The country’s new Communist leaders concentrated on making the state-run economy more productive while also stifling internal political dissent. Czechoslovakia in the 1970s and’80s was thus one of the more prosperous but also one of the more repressive countries in eastern Europe. In late 1989, however, a wave of democratization swept through eastern Europe with the encouragement of the leader of the Soviet Union, Mikhail Gorbachev. Czechoslovakia’s Communist leadership found itself confronted by mass demonstrations in Prague opposed to its policies, and the party soon gave in to the demands for reform. In December the Communists formed a coalition government with non-Communist opposition groups. A multiparty political system was written into law, the writer and former dissident Václav Havel became the country’s new president, and free elections to the Federal Assembly were held in June 1990, with non-Communists winning resounding majorities.

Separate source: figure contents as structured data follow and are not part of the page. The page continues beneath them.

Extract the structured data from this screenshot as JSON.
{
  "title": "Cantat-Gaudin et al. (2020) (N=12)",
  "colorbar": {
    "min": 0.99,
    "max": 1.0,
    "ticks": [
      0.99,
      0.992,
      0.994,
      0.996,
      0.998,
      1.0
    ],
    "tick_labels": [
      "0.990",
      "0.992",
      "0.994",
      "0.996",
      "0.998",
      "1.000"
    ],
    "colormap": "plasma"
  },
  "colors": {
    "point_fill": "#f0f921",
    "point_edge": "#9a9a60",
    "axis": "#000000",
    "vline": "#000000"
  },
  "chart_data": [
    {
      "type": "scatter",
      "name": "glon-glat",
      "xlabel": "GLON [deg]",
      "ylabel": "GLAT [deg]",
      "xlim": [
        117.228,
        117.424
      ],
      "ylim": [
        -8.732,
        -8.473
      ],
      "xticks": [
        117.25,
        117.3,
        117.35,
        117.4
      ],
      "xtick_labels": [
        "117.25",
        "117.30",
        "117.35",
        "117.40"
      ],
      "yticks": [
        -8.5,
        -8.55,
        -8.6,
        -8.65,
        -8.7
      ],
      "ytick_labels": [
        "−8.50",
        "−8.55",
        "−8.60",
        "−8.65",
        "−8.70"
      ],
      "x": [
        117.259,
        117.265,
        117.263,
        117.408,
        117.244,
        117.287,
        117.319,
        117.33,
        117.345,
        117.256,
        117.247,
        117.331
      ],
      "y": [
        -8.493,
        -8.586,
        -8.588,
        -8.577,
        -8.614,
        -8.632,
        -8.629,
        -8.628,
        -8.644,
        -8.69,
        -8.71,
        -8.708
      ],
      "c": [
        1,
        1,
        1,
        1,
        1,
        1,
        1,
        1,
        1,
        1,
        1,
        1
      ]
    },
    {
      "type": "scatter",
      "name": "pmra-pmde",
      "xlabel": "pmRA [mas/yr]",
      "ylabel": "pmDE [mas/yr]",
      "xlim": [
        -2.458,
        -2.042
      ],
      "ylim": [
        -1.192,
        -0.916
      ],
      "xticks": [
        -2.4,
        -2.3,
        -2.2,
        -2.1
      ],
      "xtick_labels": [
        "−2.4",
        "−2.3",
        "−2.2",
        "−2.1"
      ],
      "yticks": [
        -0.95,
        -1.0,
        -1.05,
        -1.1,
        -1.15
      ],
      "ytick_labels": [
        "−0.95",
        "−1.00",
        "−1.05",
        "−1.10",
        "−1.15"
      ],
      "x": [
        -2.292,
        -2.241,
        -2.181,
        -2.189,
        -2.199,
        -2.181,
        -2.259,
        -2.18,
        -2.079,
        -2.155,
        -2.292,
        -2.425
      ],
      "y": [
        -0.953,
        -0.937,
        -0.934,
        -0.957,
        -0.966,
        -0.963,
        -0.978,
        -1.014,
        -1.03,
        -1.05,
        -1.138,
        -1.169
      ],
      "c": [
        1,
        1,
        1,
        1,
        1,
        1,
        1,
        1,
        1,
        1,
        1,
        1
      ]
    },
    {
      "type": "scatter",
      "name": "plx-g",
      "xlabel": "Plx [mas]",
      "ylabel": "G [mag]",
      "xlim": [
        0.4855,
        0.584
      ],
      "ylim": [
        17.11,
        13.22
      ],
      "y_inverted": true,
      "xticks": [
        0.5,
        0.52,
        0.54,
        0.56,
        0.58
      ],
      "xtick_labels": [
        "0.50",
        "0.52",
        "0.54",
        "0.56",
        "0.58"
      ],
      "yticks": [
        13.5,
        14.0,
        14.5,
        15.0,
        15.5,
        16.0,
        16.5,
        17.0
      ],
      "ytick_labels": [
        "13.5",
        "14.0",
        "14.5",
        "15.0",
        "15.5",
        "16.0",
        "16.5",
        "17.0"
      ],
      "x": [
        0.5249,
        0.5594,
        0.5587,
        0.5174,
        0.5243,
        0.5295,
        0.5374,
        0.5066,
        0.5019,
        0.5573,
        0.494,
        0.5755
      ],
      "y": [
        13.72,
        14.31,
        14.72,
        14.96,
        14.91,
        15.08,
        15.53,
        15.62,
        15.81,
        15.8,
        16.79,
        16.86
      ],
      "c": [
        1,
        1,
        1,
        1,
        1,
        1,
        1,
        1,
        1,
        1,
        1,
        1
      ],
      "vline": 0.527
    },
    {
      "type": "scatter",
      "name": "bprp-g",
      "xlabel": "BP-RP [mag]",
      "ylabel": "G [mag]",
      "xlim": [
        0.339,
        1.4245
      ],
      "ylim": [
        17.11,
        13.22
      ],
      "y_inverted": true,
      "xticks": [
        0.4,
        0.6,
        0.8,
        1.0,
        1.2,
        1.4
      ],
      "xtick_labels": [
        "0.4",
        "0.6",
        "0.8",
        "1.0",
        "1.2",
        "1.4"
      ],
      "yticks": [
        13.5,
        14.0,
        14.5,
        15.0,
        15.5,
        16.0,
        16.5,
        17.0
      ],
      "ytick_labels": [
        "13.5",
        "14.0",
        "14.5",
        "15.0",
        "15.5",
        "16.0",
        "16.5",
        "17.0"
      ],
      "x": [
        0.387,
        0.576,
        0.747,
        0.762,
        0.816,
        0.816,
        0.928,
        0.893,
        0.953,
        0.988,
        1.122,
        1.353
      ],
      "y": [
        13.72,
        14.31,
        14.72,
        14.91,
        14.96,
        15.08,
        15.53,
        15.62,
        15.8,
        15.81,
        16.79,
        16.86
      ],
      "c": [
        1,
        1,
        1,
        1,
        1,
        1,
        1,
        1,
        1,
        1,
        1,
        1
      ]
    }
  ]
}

With the end of Communist rule and the reemergence of true multiparty democracy (the so-called Velvet Revolution), disagreements between the two halves of the country escalated. In particular, Slovaks resisted the Czechs’ preference for rapid privatization of the country’s state-run industries. The results of parliamentary elections in June 1992 highlighted these differences, and talks between Czech and Slovak leaders later that year resulted in the peaceful dissolution of the Czechoslovak federation. As part of the so-called Velvet Divorce, two new countries were created, the Czech Republic and Slovakia, on January 1, 1993.